# 08 Brute force boggs/loss of power. Any Ideas?



## SpectumHD (Oct 14, 2013)

2008 Kawi Brute Force 750i Fuel injected

I've posted this question a long time ago and fixed it by completely sealing the spark plug on the front cyclinder with 100% silicone.

BUT, that problem is back yet again....

Whenever I go in mud/water the atv will bog/loose power. If i push the throttle a little it will not bog until I go past a half of a quarter of the throttle. At times it will be completely fine and will not bog, although most of the time it dose.

It became so bad one time that I was wide open on the throttle in some mud/water (mostly water) and it couldn't even turn the tires, a second later a little bit of smoke and a bad smell (burning belt) came from my snorkel leading into the out-take of the clutch cover.

I can tell that it bogs down not only because of a heck of allot of power loss, but the whole sound from the snorkels become extremely loud and sounds more like a tractor than a smooth running v-twin.

Any ideas?

Did I burn a belt or something?? its brand new belt. not even 10 km on the belt.

I REALLY want to stop this whole bogging thing, its very annoying.

Any help is appreciated! THANKS!!


----------



## SpectumHD (Oct 14, 2013)

ow also absolutly no water getting in airbox just checked


----------



## Polaris425 (Dec 16, 2004)

A absolute must do on brutes if you water ride - MudInMyBlood Forums


Try that, could be solution to your problem.


----------



## SpectumHD (Oct 14, 2013)

I sealed those connectors a long time ago, shouldnt be the problem... :/ 

but thanks for the suggestion.

it also back fires like crazy and stutters/bogs/losses power, cant spin the tires in the mud/water


----------



## Polaris425 (Dec 16, 2004)

Could be clogged fuel screen


----------



## SpectumHD (Oct 14, 2013)

thing is after it dries off its fine.. :/

how do i clean the screem? were is it?


----------



## Polaris425 (Dec 16, 2004)

If it's only when wet it's got to be electrical. Or a vent hose w/ a hole in it.


----------



## SpectumHD (Oct 14, 2013)

i will seal up my coil stuff today. but what about the belt?

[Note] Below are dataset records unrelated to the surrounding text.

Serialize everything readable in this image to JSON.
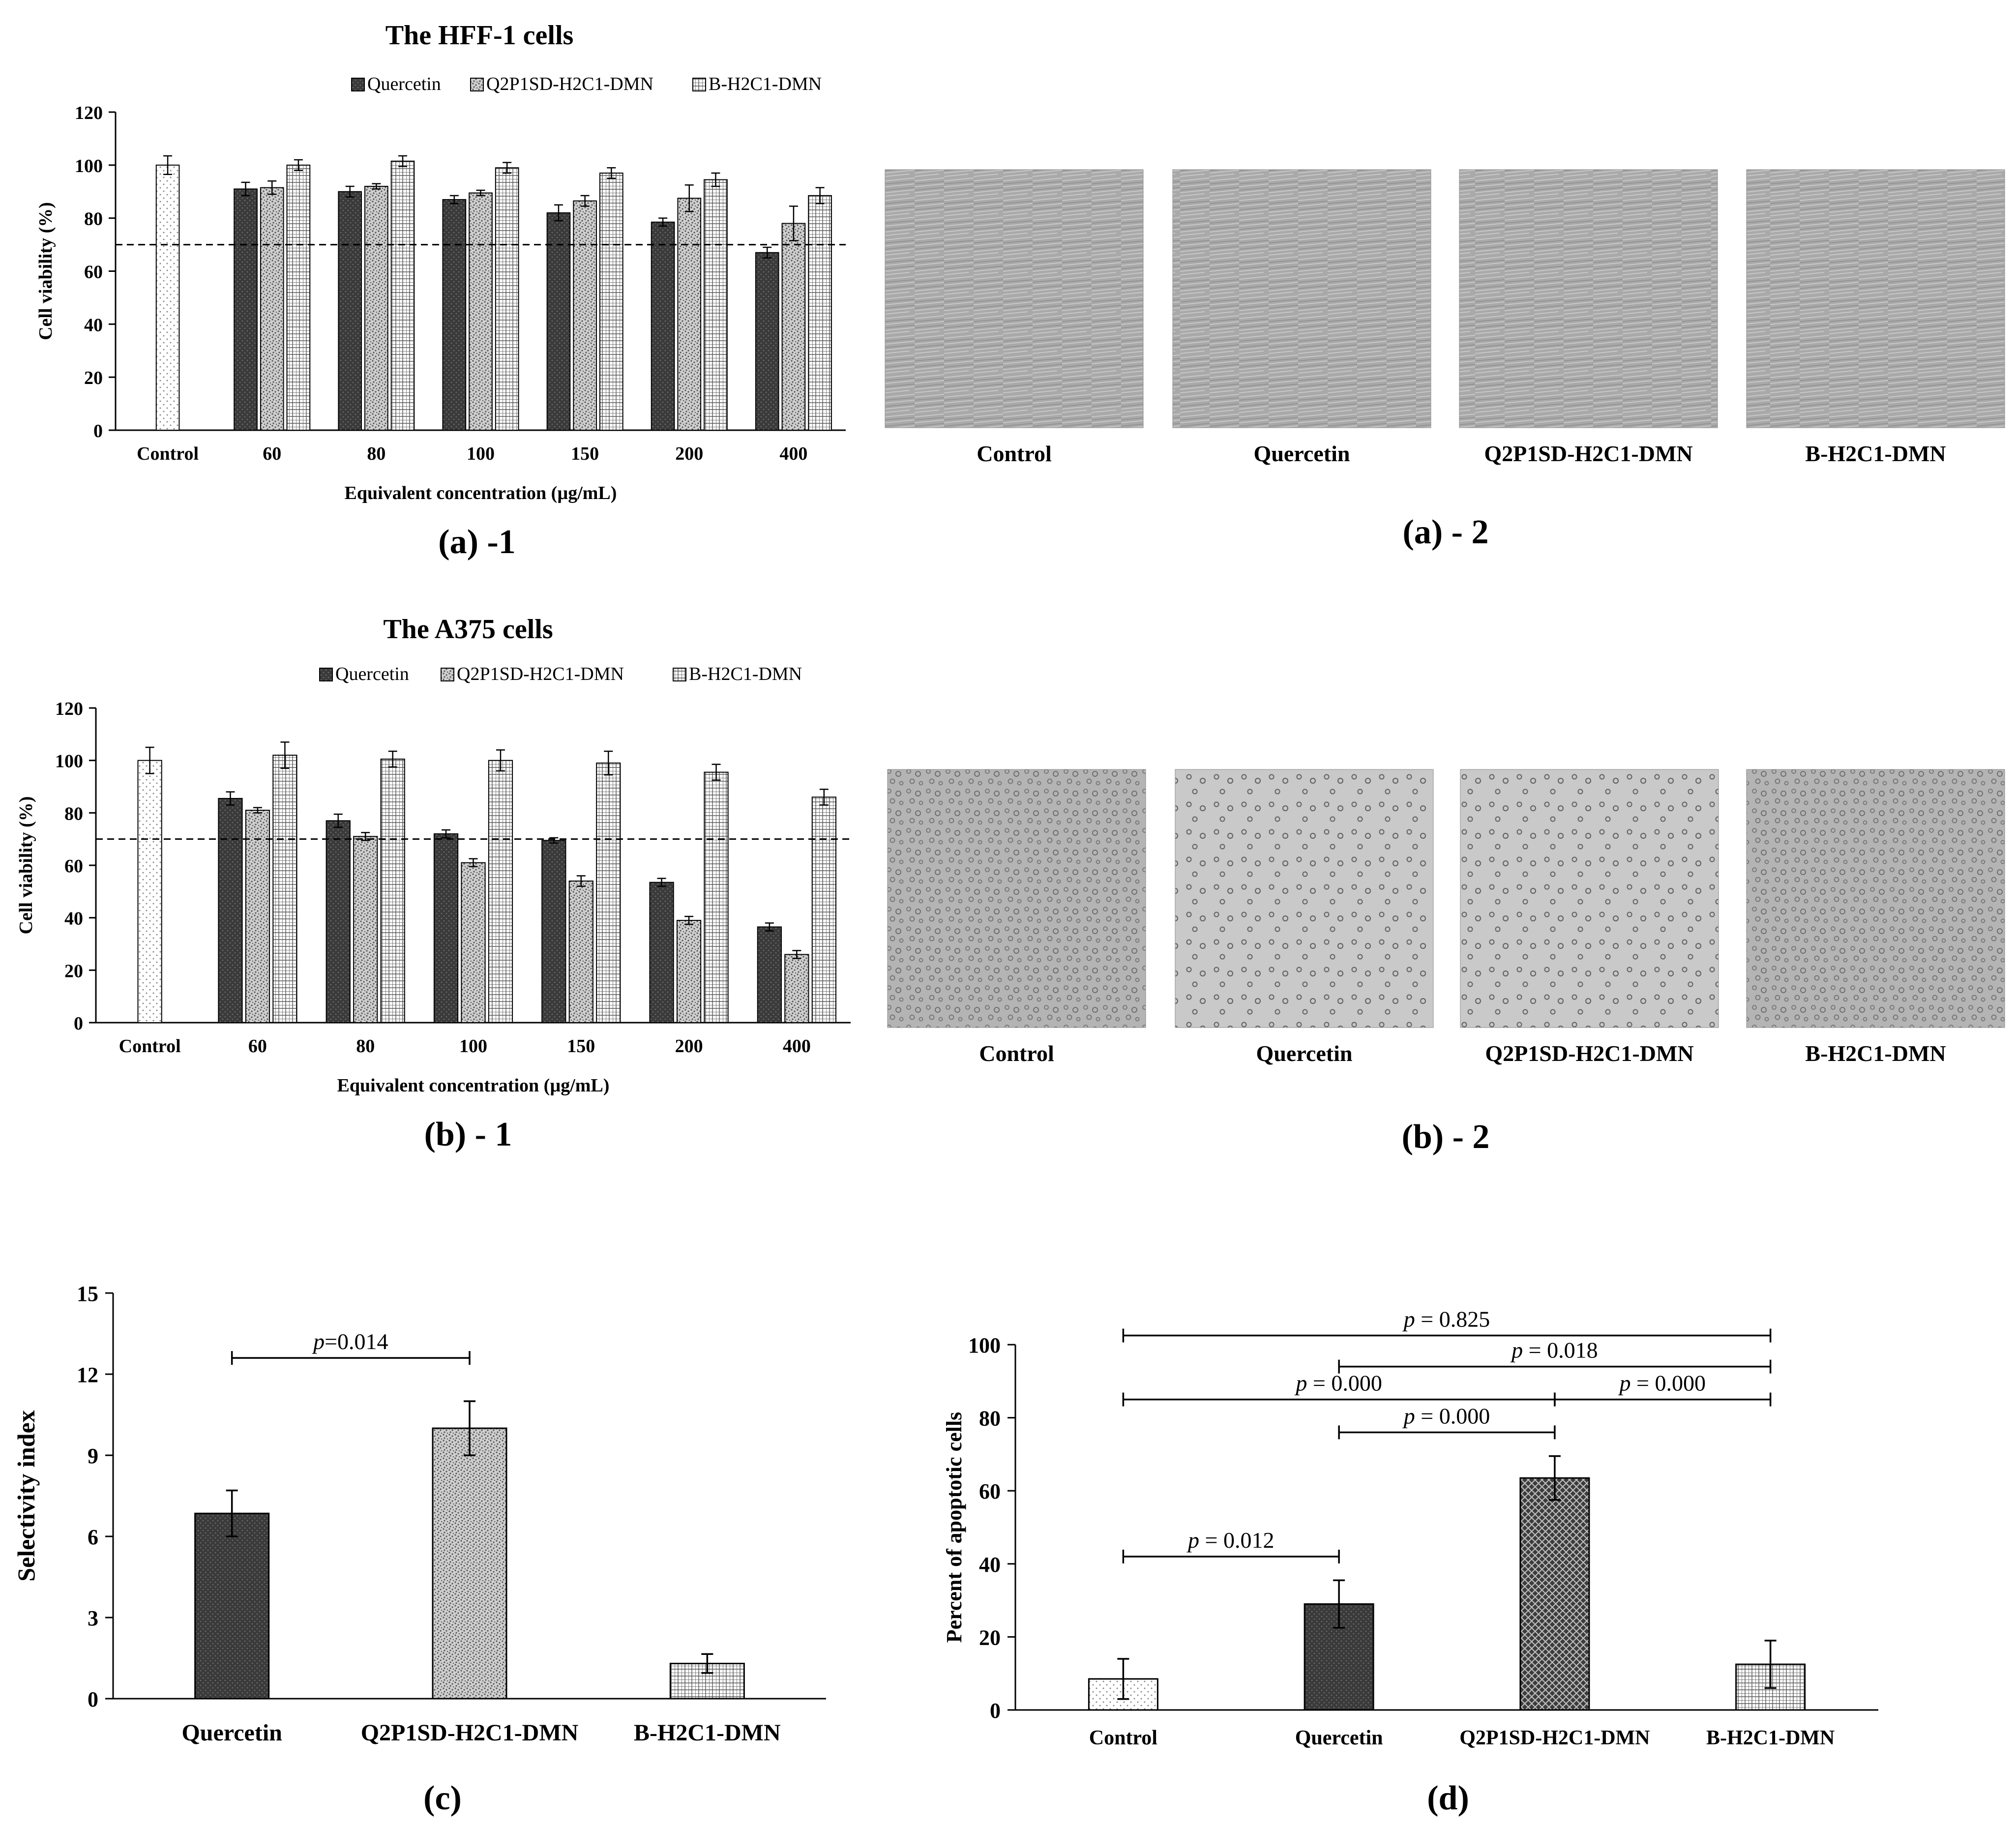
{
  "panels": {
    "a1": {
      "label": "(a) -1",
      "chart_data": {
        "type": "bar",
        "title": "The HFF-1 cells",
        "xlabel": "Equivalent concentration (µg/mL)",
        "ylabel": "Cell viability (%)",
        "ylim": [
          0,
          120
        ],
        "yticks": [
          0,
          20,
          40,
          60,
          80,
          100,
          120
        ],
        "reference_line": 70,
        "legend_position": "top",
        "legend": [
          "Quercetin",
          "Q2P1SD-H2C1-DMN",
          "B-H2C1-DMN"
        ],
        "control": {
          "label": "Control",
          "value": 100,
          "error": 3.5
        },
        "categories": [
          "60",
          "80",
          "100",
          "150",
          "200",
          "400"
        ],
        "series": [
          {
            "name": "Quercetin",
            "values": [
              91,
              90,
              87,
              82,
              78.5,
              67
            ],
            "errors": [
              2.5,
              2,
              1.5,
              3,
              1.5,
              2
            ]
          },
          {
            "name": "Q2P1SD-H2C1-DMN",
            "values": [
              91.5,
              92,
              89.5,
              86.5,
              87.5,
              78
            ],
            "errors": [
              2.5,
              1,
              1,
              2,
              5,
              6.5
            ]
          },
          {
            "name": "B-H2C1-DMN",
            "values": [
              100,
              101.5,
              99,
              97,
              94.5,
              88.5
            ],
            "errors": [
              2,
              2,
              2,
              2,
              2.5,
              3
            ]
          }
        ]
      }
    },
    "a2": {
      "label": "(a) - 2",
      "images": [
        "Control",
        "Quercetin",
        "Q2P1SD-H2C1-DMN",
        "B-H2C1-DMN"
      ]
    },
    "b1": {
      "label": "(b) - 1",
      "chart_data": {
        "type": "bar",
        "title": "The A375 cells",
        "xlabel": "Equivalent concentration (µg/mL)",
        "ylabel": "Cell viability (%)",
        "ylim": [
          0,
          120
        ],
        "yticks": [
          0,
          20,
          40,
          60,
          80,
          100,
          120
        ],
        "reference_line": 70,
        "legend_position": "top",
        "legend": [
          "Quercetin",
          "Q2P1SD-H2C1-DMN",
          "B-H2C1-DMN"
        ],
        "control": {
          "label": "Control",
          "value": 100,
          "error": 5
        },
        "categories": [
          "60",
          "80",
          "100",
          "150",
          "200",
          "400"
        ],
        "series": [
          {
            "name": "Quercetin",
            "values": [
              85.5,
              77,
              72,
              69.5,
              53.5,
              36.5
            ],
            "errors": [
              2.5,
              2.5,
              1.5,
              1,
              1.5,
              1.5
            ]
          },
          {
            "name": "Q2P1SD-H2C1-DMN",
            "values": [
              81,
              71,
              61,
              54,
              39,
              26
            ],
            "errors": [
              1,
              1.5,
              1.5,
              2,
              1.5,
              1.5
            ]
          },
          {
            "name": "B-H2C1-DMN",
            "values": [
              102,
              100.5,
              100,
              99,
              95.5,
              86
            ],
            "errors": [
              5,
              3,
              4,
              4.5,
              3,
              3
            ]
          }
        ]
      }
    },
    "b2": {
      "label": "(b) - 2",
      "images": [
        "Control",
        "Quercetin",
        "Q2P1SD-H2C1-DMN",
        "B-H2C1-DMN"
      ]
    },
    "c": {
      "label": "(c)",
      "chart_data": {
        "type": "bar",
        "ylabel": "Selectivity index",
        "ylim": [
          0,
          15
        ],
        "yticks": [
          0,
          3,
          6,
          9,
          12,
          15
        ],
        "categories": [
          "Quercetin",
          "Q2P1SD-H2C1-DMN",
          "B-H2C1-DMN"
        ],
        "values": [
          6.85,
          10,
          1.3
        ],
        "errors": [
          0.85,
          1,
          0.35
        ],
        "significance": [
          {
            "from": 0,
            "to": 1,
            "y": 12.6,
            "italic": "p",
            "text": "=0.014"
          }
        ]
      }
    },
    "d": {
      "label": "(d)",
      "chart_data": {
        "type": "bar",
        "ylabel": "Percent of apoptotic cells",
        "ylim": [
          0,
          100
        ],
        "yticks": [
          0,
          20,
          40,
          60,
          80,
          100
        ],
        "categories": [
          "Control",
          "Quercetin",
          "Q2P1SD-H2C1-DMN",
          "B-H2C1-DMN"
        ],
        "values": [
          8.5,
          29,
          63.5,
          12.5
        ],
        "errors": [
          5.5,
          6.5,
          6,
          6.5
        ],
        "significance": [
          {
            "from": 0,
            "to": 3,
            "y": 102.5,
            "italic": "p",
            "text": " = 0.825"
          },
          {
            "from": 1,
            "to": 3,
            "y": 94,
            "italic": "p",
            "text": " = 0.018"
          },
          {
            "from": 0,
            "to": 2,
            "y": 85,
            "italic": "p",
            "text": " = 0.000"
          },
          {
            "from": 2,
            "to": 3,
            "y": 85,
            "italic": "p",
            "text": " = 0.000"
          },
          {
            "from": 1,
            "to": 2,
            "y": 76,
            "italic": "p",
            "text": " = 0.000"
          },
          {
            "from": 0,
            "to": 1,
            "y": 42,
            "italic": "p",
            "text": " = 0.012"
          }
        ]
      }
    }
  }
}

Do i need to replace the belt because i saw smoke coming out of the clutch exhaust snorkel?


----------



## Polaris425 (Dec 16, 2004)

Definitely need to inspect it. Take it off & look it over real good.


----------



## SpectumHD (Oct 14, 2013)

it looks fine, nothing torn, no strings...


----------



## SpectumHD (Oct 14, 2013)

sealed spark plug and coil and it still bogs down/losses power and backfires


----------



## scotts08brute (Feb 20, 2013)

Did you get this fixed im having the same problem mine doesn't even out of water


----------